26-е апрѣля пришлось какъ разъ въ воскресенье, въ храмовой праздникъ прихода, гдѣ пѣлъ Иванъ Степановичъ. Кромѣ обычной обѣдни была еще отслужена заупокойная литургія, заказанная вдовой именитаго купца Солодова, по случаю мужниныхъ сороковинъ. Пѣвчіе, старавшіеся во всю, были награждены расплакавшеюся купчихой съ неслыханной щедростью (поговаривали, что покойный сильно поколачивалъ въ хмѣлю свою супругу, и что еще при жизни мужа она утѣшалась съ красавцемъ старшимъ приказчикомъ). Послѣ литургіи пропѣли панихиду на дому, а къ поминальному обильному столу, вмѣстѣ съ духовенствомъ и нарочито приглашеннымъ соборнымъ протодіакономъ, былъ позванъ и церковный хоръ.
День закончился въ «Бѣлыхъ Лебедяхъ« настоящимъ разливаннымъ моремъ, и какъ-то само собой случилось, что Цвѣтъ, всегда умѣренный и не любившій вина, выпилъ гораздо болѣе того, что, ему было допущено привычкой и натурой. Но отъ этого онъ вовсе не потерялъ своихъ милыхъ и теплыхъ внутреннихъ свойствъ а, наоборотъ, забывъ о всегдашней застѣнчивости и слегка распахнувшись душой, сталъ еще добрѣе и привлекательнѣе. Съ нѣжной предупредительностью подливалъ онъ пиво въ стаканы то октависту Сугробову, то огромному протодіакону Картагенову, котораго безъ особыхъ усилій компанія затащила въ ресторанный подвальчикъ. Восторженно слушалъ онъ, какъ эти двѣ городскія знаменитости, оба красные, потные, мохнатые съ напружившимися жилами на шеяхъ, переговаривались черезъ столъ рокочущими густыми голосами, заставлявшими тяжело и гулко колебаться весь воздухъ въ низкой и просторной комнатѣ. Обнималъ онъ также и многократно цѣловалъ жеманнаго курчаваго и толстаго Среброструнова, увѣрялъ, что мѣсто ему по его великимъ талантамъ, быть не регентомъ въ маленькомъ губернскомъ городѣ, а, по крайней мѣрѣ, управлять придворной капеллой, или московскимъ синодальнымъ хоромъ, и клятвенно обѣщался подарить къ именинамъ Среброструнова золотой камертонъ съ надписью и къ нему—замѣчательный футляръ изъ краснаго сафьяна, собственноручной работы.

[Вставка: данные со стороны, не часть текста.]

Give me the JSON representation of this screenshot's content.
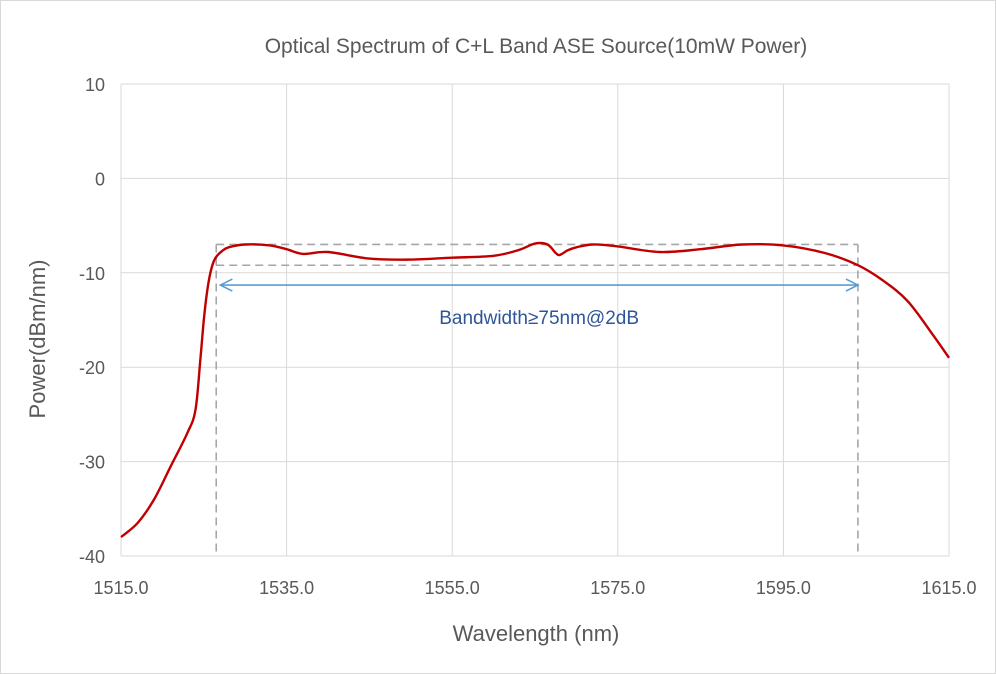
{
  "chart_data": {
    "type": "line",
    "title": "Optical Spectrum of C+L Band ASE Source(10mW Power)",
    "xlabel": "Wavelength (nm)",
    "ylabel": "Power(dBm/nm)",
    "xlim": [
      1515.0,
      1615.0
    ],
    "ylim": [
      -40,
      10
    ],
    "xticks": [
      "1515.0",
      "1535.0",
      "1555.0",
      "1575.0",
      "1595.0",
      "1615.0"
    ],
    "yticks": [
      "10",
      "0",
      "-10",
      "-20",
      "-30",
      "-40"
    ],
    "grid": true,
    "legend": "none",
    "series": [
      {
        "color": "#c00000",
        "x": [
          1515.0,
          1517.0,
          1519.0,
          1521.0,
          1523.0,
          1524.0,
          1524.6,
          1525.0,
          1525.4,
          1525.8,
          1526.2,
          1526.6,
          1527.2,
          1528.0,
          1530.0,
          1533.0,
          1535.0,
          1537.0,
          1540.0,
          1545.0,
          1550.0,
          1555.0,
          1560.0,
          1563.0,
          1565.0,
          1566.5,
          1567.5,
          1568.0,
          1569.0,
          1570.0,
          1572.0,
          1575.0,
          1580.0,
          1585.0,
          1590.0,
          1595.0,
          1600.0,
          1604.0,
          1607.0,
          1610.0,
          1613.0,
          1615.0
        ],
        "y": [
          -38.0,
          -36.5,
          -34.0,
          -30.5,
          -27.0,
          -24.5,
          -19.0,
          -15.0,
          -12.0,
          -10.0,
          -8.8,
          -8.2,
          -7.7,
          -7.3,
          -7.0,
          -7.1,
          -7.5,
          -8.0,
          -7.8,
          -8.5,
          -8.6,
          -8.4,
          -8.2,
          -7.6,
          -6.9,
          -7.0,
          -7.9,
          -8.1,
          -7.6,
          -7.3,
          -7.0,
          -7.2,
          -7.8,
          -7.5,
          -7.0,
          -7.1,
          -7.9,
          -9.2,
          -10.8,
          -13.0,
          -16.5,
          -19.0
        ]
      }
    ],
    "annotations": {
      "label": "Bandwidth≥75nm@2dB",
      "arrow_x": [
        1527.0,
        1604.0
      ],
      "arrow_y": -11.3,
      "box_x": [
        1526.5,
        1604.0
      ],
      "box_y_top": -7.0,
      "box_y_bottom": -9.2
    },
    "colors": {
      "series": "#c00000",
      "arrow": "#5b9bd5",
      "label": "#2f5597",
      "guides": "#a6a6a6"
    }
  }
}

Въ этотъ вечеръ пѣли мало и не по-всегдашнему стройно: сказались усталость и купеческое широкое хлѣбосольство. Но говорили много, громко, возбужденно и всѣ разомъ. Высокія носовыя и горловыя ноты теноровыхъ голосовъ плыли и дрожали на фонѣ струннаго басового гудѣнія, точно сверкающая рябь солнечнаго заката на глубокой полосѣ спокойной, широкой рѣки. И Цвѣту мгновеньями казалось, что онъ самъ среди пестраго говора, въ синихъ облакахъ табачнаго дыма, пронизаннаго мутными пятнами огней тихо плыветъ куда-то въ темную даль, испытывая сладкое, сонное, раздражающее головокруженіе, какую-то пріятную, лазурную съ алыми пятнами одурь. Порою отдѣльные куски разговора вставали передъ нимъ съ необыкновенной, преувеличенной яркой ясностью.

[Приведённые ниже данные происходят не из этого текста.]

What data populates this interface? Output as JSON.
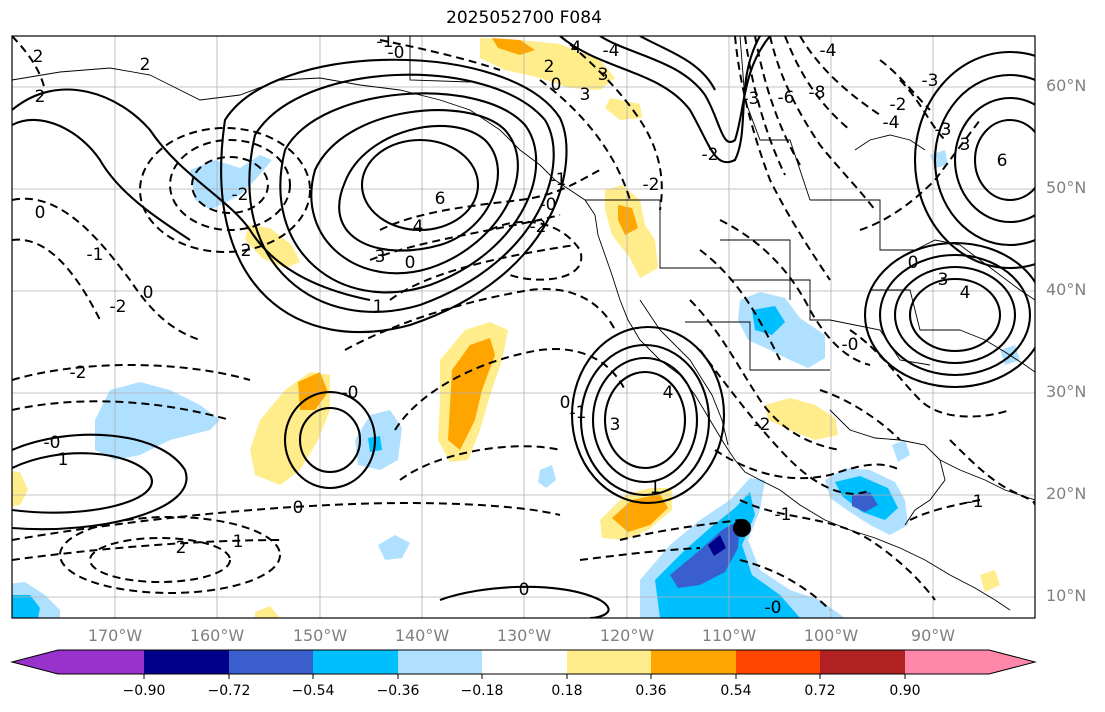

— Я и не скрываю. Чего мнѣ скрывать?—говорилъ смуглый угреватый и мрачный баритонъ Карпенко.—Есть у меня одинъ выигрышный билетъ. Перваго мая ему розыгрышъ. Хоть онъ и заложенный, а все-таки я его сколотилъ на мои кровные труды, и никому до этого нѣтъ никакого дѣла. Вотъ на зло, выиграю 1-го мая двѣсти тысячъ и брошу къ чортовой матери и хоръ, и службу. И заживу паномъ. Положу деньги подъ закладную дома изъ десяти процентовъ. Проценты буду проживать, а капиталъ не трону. Двадцать тысячъ въ годъ. Буду обѣдать у Смульскаго, а за обѣдомъ портвейнъ пить по два съ полтиной бутылка. Попробуйте-ка у меня тогда занять денегъ. А н-ни копейки, ни грошика. Н-никому! Зась!
— Го-го-го,—загрохоталъ оглушительно Картагеновъ.—Я разъ выигралъ на билетъ пятьсотъ рублей.
— Какъ это такъ, отецъ діаконъ? На билетъ отъ конки?
— Ничуть не бывало. Взаправду. Мой батька, какъ вамъ, можетъ быть, извѣстно, былъ, вродѣ меня, соборнымъ протодіакономъ, но только не здѣсь, а въ Москвѣ. И голосомъ онъ обладалъ ужасающимъ, вродѣ царя-колокола, или самолетскаго парохода. Что я передъ нимъ? Моз-глякъ!—рявкнулъ Картагеновъ, и отъ его возгласа заколебались огненные языки въ лампахъ.—Однажды ему за свадебнаго апостола купцы подарили шесть выигрышныхъ билетовъ. Тогда они еще по сту съ небольшимъ ходили. Вотъ, онъ, значитъ, всѣ эти билеты перетасовалъ и раздалъ, какъ карты, не глядя, и потомъ на каждомъ надписалъ имена: свое, маменькино и насъ четверыхъ: мое, двухъ братьевъ и сестренкино. И засунулъ за образа.
Однако, не застраховалъ. Побоялся искушенія. Сказано въ писаніи: «не надѣйтеся ни на князи, ни на сыны человѣческіе«. И положилъ онъ между нами всѣми такой нерушимый уговоръ: если кто выиграетъ пятьсотъ рублей, тому выигрышъ идетъ цѣликомъ—малолѣткамъ ко дню ихъ совершеннолѣтія. А на руки немедленная единовременная премія, въ пропорціи возраста. Мнѣ, напримѣръ, было высчитано рубль сорокъ копеекъ. Если же на чей билетъ падетъ больше, то всѣ деньги дѣлятся между участниками и хранятся по уговору, хотя счастливцу все-таки выдается увеселительный наградной кушъ. За тысячу—три рубля, за пять тысячъ—десять и такъ далѣе, съ благоразумнымъ уменьшеніемъ процентовъ. За двѣсти же тысячъ—пятьдесятъ цѣлковыхъ, по тогдашнему времени—цѣлый корабль съ мачтами и еще груженый золотомъ.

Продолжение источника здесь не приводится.